In 13 portretten van hoogbegaafden geeft Jacqueline Lucas een inkijk in hun levens. Kenmerkend is wel dat bijna al hun schoolcarrières moeizaam zijn geweest. Van haast autistisch terugtrekgedrag tot heel sociaal gezellig lanterfanten, maar niet echt leren leren. Veel hoogbegaafden voelen zich zo onbegrepen dat ze sterk aan zichzelf gaan twijfelen. “Ben ik wel normaal?”, “Snap ik het nu niet, of de anderen?” en “Laat maar, ik regel het wel zoals het mij uitkomt”. In het boek komt ook veel eenzaamheid voor, inclusief echtscheidingen. Ook op het werk kan hoogbegaafdheid niet altijd tot volle wasdom komen. Bijvoorbeeld een hoogleraar die zijn hoogbegaafde AIO zegt te stoppen met zijn onderzoek omdat wat hij doet zo moeilijk is dat zijn collega’s het niet zouden begrijpen…

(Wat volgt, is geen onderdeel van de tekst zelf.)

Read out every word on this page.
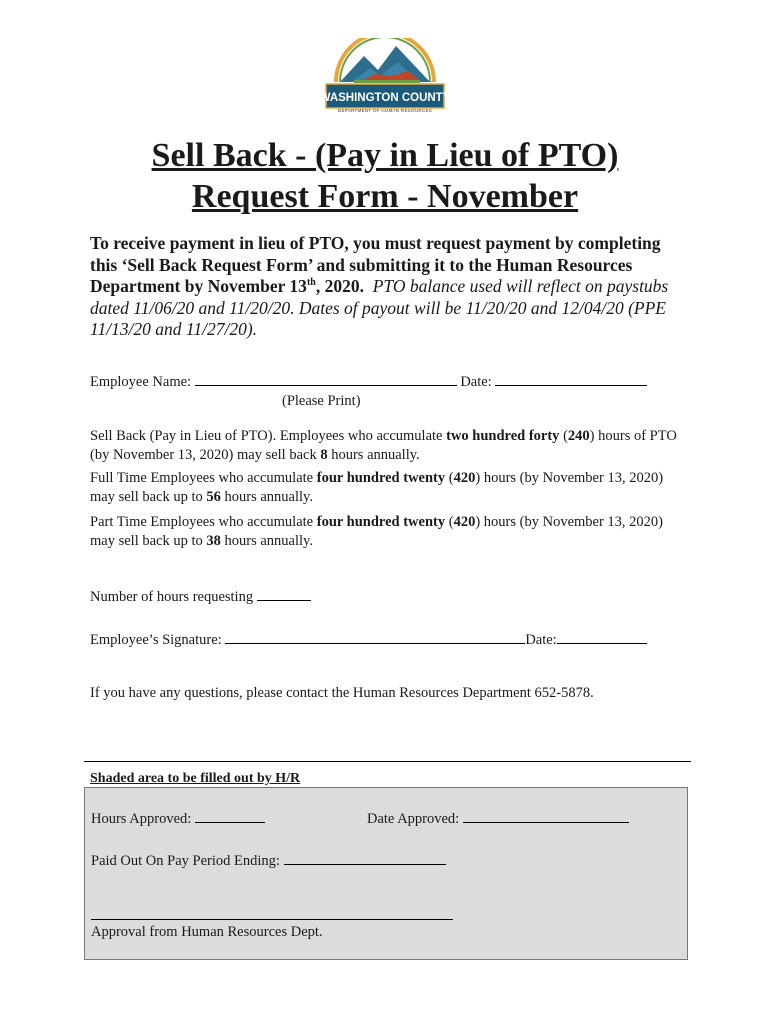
WASHINGTON COUNTY
DEPARTMENT OF HUMAN RESOURCES
Sell Back - (Pay in Lieu of PTO)
Request Form - November
To receive payment in lieu of PTO, you must request payment by completing this ‘Sell Back Request Form’ and submitting it to the Human Resources Department by November 13th, 2020. PTO balance used will reflect on paystubs dated 11/06/20 and 11/20/20. Dates of payout will be 11/20/20 and 12/04/20 (PPE 11/13/20 and 11/27/20).
Employee Name:	Date:
(Please Print)
Sell Back (Pay in Lieu of PTO). Employees who accumulate two hundred forty (240) hours of PTO (by November 13, 2020) may sell back 8 hours annually.
Full Time Employees who accumulate four hundred twenty (420) hours (by November 13, 2020) may sell back up to 56 hours annually.
Part Time Employees who accumulate four hundred twenty (420) hours (by November 13, 2020) may sell back up to 38 hours annually.
Number of hours requesting
Employee’s Signature:	Date:
If you have any questions, please contact the Human Resources Department 652-5878.
Shaded area to be filled out by H/R
Hours Approved:	Date Approved:
Paid Out On Pay Period Ending:
Approval from Human Resources Dept.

Gelukkig ontstaan er ook relaties die wel werken. Tussen hoogbegaafden bijvoorbeeld die elkaar bij Vereniging Mensa ontmoeten en zich (eindelijk) begrepen voelen. Het mooie van het boek vind ik de innerlijke kracht van de geportretteerden om uit de lastige situaties omhoog te klimmen. Soms komt er een dikke vette crisis aan te pas, maar ze vinden een pad in het leven waarop ze hun talenten kwijt kunnen.
Omdat ik mijn coachingspraktijk ook expliciet opstel voor hoogbegaafden, lees ik veel over het onderwerp. Dit boek vind ik bovengemiddeld inspirerend omdat je een inkijkje gegund is in hun levens en daar kan een theoretische verhandeling nooit aan tippen. Aanrader!